While highways in urban areas are monitored with cameras, the pavement sensors also are placed along rural stretches of highway, letting officials know how evacuations affect roads farther inland.

The state had some sensors before Hurricane Floyd in 1999. But after the traffic jams in the Floyd evacuation, sensors were installed on all evacuation routes, Jenkins said.

"We can determine how folks are responding to an evacuation order," he said.

For example, if the governor asked for a voluntary evacuation, the traffic counts would tell officials whether people were heeding the order or staying along the coast. That information could be factored into whether to order a mandatory evacuation.

The pavement sensors are used in other hurricane-prone states "although I'm not sure they have as many as we do," Jenkins said.

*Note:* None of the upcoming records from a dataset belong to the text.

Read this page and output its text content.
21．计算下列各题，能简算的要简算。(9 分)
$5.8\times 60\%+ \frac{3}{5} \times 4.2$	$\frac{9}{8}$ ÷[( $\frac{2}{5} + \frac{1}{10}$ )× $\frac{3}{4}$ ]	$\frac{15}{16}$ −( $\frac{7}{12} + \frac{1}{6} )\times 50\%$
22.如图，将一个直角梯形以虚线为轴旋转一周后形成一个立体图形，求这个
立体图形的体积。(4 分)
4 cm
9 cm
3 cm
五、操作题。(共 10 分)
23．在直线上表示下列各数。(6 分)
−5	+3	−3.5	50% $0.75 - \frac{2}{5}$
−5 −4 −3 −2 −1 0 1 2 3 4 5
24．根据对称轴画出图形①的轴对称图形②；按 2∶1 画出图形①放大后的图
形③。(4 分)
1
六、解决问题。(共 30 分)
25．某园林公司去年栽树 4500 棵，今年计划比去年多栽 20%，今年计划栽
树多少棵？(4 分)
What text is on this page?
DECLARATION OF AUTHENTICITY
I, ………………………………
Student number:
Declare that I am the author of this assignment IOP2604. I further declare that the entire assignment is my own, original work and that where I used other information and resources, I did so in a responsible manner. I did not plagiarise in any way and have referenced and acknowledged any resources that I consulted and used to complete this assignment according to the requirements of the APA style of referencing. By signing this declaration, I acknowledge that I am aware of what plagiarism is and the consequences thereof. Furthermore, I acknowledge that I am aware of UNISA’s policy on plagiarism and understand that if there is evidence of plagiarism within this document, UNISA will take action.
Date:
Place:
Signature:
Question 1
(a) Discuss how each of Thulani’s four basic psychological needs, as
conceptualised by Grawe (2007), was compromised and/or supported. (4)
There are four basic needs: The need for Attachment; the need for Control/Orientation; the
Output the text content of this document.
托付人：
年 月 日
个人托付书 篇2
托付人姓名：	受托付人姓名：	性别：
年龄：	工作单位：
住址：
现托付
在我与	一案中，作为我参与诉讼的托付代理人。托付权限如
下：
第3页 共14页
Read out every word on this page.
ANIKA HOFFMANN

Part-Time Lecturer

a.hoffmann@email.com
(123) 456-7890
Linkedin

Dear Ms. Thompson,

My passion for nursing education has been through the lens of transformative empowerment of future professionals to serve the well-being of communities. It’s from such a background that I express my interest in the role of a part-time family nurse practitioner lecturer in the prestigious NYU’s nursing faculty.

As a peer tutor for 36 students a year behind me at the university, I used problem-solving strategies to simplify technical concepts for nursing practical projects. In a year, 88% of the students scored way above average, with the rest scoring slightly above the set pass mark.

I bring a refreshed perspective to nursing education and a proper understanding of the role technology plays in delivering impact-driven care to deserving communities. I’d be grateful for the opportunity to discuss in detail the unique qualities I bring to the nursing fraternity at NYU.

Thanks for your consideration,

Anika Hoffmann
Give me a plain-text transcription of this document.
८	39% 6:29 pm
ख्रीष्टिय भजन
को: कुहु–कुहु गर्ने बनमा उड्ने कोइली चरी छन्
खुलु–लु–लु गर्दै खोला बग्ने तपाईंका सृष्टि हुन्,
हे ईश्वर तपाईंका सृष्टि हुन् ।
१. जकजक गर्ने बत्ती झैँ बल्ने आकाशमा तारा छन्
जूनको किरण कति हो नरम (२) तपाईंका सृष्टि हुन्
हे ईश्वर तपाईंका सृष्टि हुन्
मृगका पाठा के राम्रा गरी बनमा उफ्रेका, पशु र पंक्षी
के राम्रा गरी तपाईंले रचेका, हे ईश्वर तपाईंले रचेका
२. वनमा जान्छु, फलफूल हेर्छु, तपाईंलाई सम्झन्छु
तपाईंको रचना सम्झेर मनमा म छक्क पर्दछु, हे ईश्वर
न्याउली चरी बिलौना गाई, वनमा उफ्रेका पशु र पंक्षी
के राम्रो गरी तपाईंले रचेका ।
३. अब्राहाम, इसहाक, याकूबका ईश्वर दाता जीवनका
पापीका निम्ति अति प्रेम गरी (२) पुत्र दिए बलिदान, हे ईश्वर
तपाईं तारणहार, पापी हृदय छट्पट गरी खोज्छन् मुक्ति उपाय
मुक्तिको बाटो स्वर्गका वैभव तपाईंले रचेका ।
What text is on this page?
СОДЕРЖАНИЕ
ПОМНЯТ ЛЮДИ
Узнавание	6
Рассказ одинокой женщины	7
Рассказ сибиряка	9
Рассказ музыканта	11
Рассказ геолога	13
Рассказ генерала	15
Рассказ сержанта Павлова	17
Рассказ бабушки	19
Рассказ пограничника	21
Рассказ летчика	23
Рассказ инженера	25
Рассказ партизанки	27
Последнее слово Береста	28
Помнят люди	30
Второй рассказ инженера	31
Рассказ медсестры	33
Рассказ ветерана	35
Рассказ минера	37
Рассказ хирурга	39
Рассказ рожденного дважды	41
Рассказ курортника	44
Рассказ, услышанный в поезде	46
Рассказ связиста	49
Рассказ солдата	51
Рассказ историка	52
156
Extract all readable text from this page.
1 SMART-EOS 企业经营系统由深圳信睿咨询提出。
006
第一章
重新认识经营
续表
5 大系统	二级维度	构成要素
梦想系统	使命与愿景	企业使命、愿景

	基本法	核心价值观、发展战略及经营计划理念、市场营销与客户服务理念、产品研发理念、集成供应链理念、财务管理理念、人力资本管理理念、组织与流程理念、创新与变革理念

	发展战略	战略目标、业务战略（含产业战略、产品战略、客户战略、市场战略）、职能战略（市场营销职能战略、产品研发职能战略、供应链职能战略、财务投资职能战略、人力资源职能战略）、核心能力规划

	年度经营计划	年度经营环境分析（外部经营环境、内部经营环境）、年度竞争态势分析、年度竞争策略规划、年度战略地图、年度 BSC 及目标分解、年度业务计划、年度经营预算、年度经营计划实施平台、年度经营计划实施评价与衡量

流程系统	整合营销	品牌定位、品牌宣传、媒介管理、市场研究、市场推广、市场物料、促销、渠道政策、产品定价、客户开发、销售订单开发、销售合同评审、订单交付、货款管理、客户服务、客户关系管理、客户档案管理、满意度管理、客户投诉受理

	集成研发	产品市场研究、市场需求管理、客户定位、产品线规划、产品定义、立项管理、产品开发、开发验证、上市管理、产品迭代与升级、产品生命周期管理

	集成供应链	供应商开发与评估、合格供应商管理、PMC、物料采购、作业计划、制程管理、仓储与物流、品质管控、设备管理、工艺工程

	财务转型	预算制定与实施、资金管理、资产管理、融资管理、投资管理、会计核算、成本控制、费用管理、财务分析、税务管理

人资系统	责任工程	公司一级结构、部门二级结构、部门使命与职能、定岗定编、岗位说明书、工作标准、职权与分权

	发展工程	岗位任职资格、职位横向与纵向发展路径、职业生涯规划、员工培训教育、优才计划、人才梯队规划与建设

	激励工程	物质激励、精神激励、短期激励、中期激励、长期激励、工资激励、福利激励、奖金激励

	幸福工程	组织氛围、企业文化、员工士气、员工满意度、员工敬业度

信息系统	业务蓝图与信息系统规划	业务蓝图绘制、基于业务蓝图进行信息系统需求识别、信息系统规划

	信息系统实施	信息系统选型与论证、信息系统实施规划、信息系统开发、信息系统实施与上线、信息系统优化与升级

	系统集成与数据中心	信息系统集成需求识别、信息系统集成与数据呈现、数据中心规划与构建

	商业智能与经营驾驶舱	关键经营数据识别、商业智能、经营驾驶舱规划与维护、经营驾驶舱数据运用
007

Gov. Mark Sanford ordered a mandatory evacuation of areas east of U.S. Highway 17 Business in Georgetown and Horry counties last month as Hurricane Charley bore down on the coast.

That evacuation affected an estimated 180,000 people and the eastbound lanes of U.S. Highway 501 into Myrtle Beach were reversed to let traffic out.

Besides pavement traffic counters, fixed and portable video cameras fed information to Columbia on how well the evacuation was going.

"We think it went very well," Stubblefied said. "Like anything we're going to go back and review the events that took place."

Traffic for the most part was heavy, but not bumper-to-bumper and moved steadily during the lane reversal.

"We think it was a very successful operation," Stubblefield said.